# Calculate radius of earth using a pole

1. Oct 25, 2009

### Mk

1. The problem statement, all variables and given/known data
**12. A physicist plants a vertical pole at the waterline on the shore of a calm lake. When she stands next to the pole, its top is at eye level, 175 cm above the waterline. She then rows across the lake and walks along the waterline on the opposite shore until she is so far away from the pole that her entire view of it is blocked by the curvature of the surface of the lake, that is, the entire pole is below the horizon (Figure 1.18). She finds that this happens when her distance from the pole is 9.4 km. From this information, deduce the radius of the Earth.

2/3. Relevant equations, solution attempt
My attempt at a diagram. One of the green parts is approximated:
http://img.skitch.com/20091025-k8cm5ie32ifdecsm3fa49y3d3e.jpg

I tried a number of approaches. At first I didn't know whether to think of the 9400 meters in terms of length of a curve, or in terms of a straight line, but then I decided it was negligible considering the solution. I tried working backwards from the arc length. I tried SOHCAHTOA and the Pythagorean Theorem. Not sure quite what to do here. What is wrong about how I am thinking?

Thank you.

2. Oct 25, 2009

### Seannation

Interesting problem.

I think the solution might be found by working out the angle between the woman, the top of the pole and the bottom of the pole. You're given the distance between the woman and the bottom of the pole. The distance between the woman and the top of the pole can be found using Pythagoras' Theorem. The angle between the two distances is related to the curvature of the earth. Dividing 360 degrees by this angle will give you the number of these chords which form the entire circumferance of the earth, and from this you can deduce the radius.
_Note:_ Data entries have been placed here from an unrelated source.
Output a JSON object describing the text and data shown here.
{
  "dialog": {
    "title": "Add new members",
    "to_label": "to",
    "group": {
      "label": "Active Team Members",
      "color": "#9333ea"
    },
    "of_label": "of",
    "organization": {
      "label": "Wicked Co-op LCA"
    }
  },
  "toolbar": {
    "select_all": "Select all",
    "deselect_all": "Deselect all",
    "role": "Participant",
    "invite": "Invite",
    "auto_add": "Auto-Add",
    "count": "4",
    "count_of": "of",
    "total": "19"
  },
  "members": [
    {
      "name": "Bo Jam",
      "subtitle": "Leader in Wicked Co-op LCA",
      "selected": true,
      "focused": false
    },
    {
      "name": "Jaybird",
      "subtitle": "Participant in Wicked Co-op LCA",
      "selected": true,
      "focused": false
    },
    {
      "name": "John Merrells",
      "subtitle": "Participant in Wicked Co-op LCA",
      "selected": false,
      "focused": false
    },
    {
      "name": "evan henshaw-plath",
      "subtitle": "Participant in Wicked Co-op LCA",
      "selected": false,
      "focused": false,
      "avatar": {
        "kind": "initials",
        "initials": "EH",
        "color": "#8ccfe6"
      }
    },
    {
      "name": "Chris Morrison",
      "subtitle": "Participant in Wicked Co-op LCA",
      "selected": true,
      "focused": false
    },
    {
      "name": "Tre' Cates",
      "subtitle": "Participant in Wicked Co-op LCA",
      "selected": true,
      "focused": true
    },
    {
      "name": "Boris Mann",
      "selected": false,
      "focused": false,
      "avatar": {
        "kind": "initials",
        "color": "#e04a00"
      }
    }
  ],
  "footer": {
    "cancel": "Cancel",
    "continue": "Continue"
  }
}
There might be a better way to do this as this method is inaccurate due to the approximations made.

3. Oct 25, 2009

### ehild

I do not understand your diagram. Did you take into account that the pole just can not be seen from the boy's eye level? It is easier so find the solution if you imagine a very high pole and an equally high boy.
Next hint: When the boy walks away from the pole he sees it last time when the light ray travelling from the pole to his eyes just touches the surface of Earth.

ehild

4. Oct 25, 2009

### Mk

Nice try, but I don't think that works at all. I did this:

$$\tan \theta = \frac {\textrm{9400}} {\textrm{1.75}}$$

$$\theta \approx 89.989$$

$$\frac {360} {\theta} \approx 4.000$$

So, the circumference of the earth is 4*9400 m = 37.6 kilometers.

Okay, I think I solved it!

http://img.skitch.com/20091025-b3pmg299gqtc7s5mkfu5jbtpxx.jpg

I just had to think of it in a new way. Do you think this method is correct? The final answer is nearby to the real value and I think I made no errors. Thank you ehild!

Last edited: Oct 25, 2009
5. Oct 25, 2009

### ehild

The drawing is OK, the method is correct, but you have mixed a bit Pythagoras' Theorem, so the real result is a negative value for the radius of Earth. Moreover, the hight of the person is 1.75 m. Try again. (my result is 6311 km.)

ehild

6. Jan 20, 2010

### NotaPhysicist

MK, that final solution is right. And the final diagram is right too. The problem and diagram is in Ohanian Physics, page 20. Pythagoras' theorem does the job.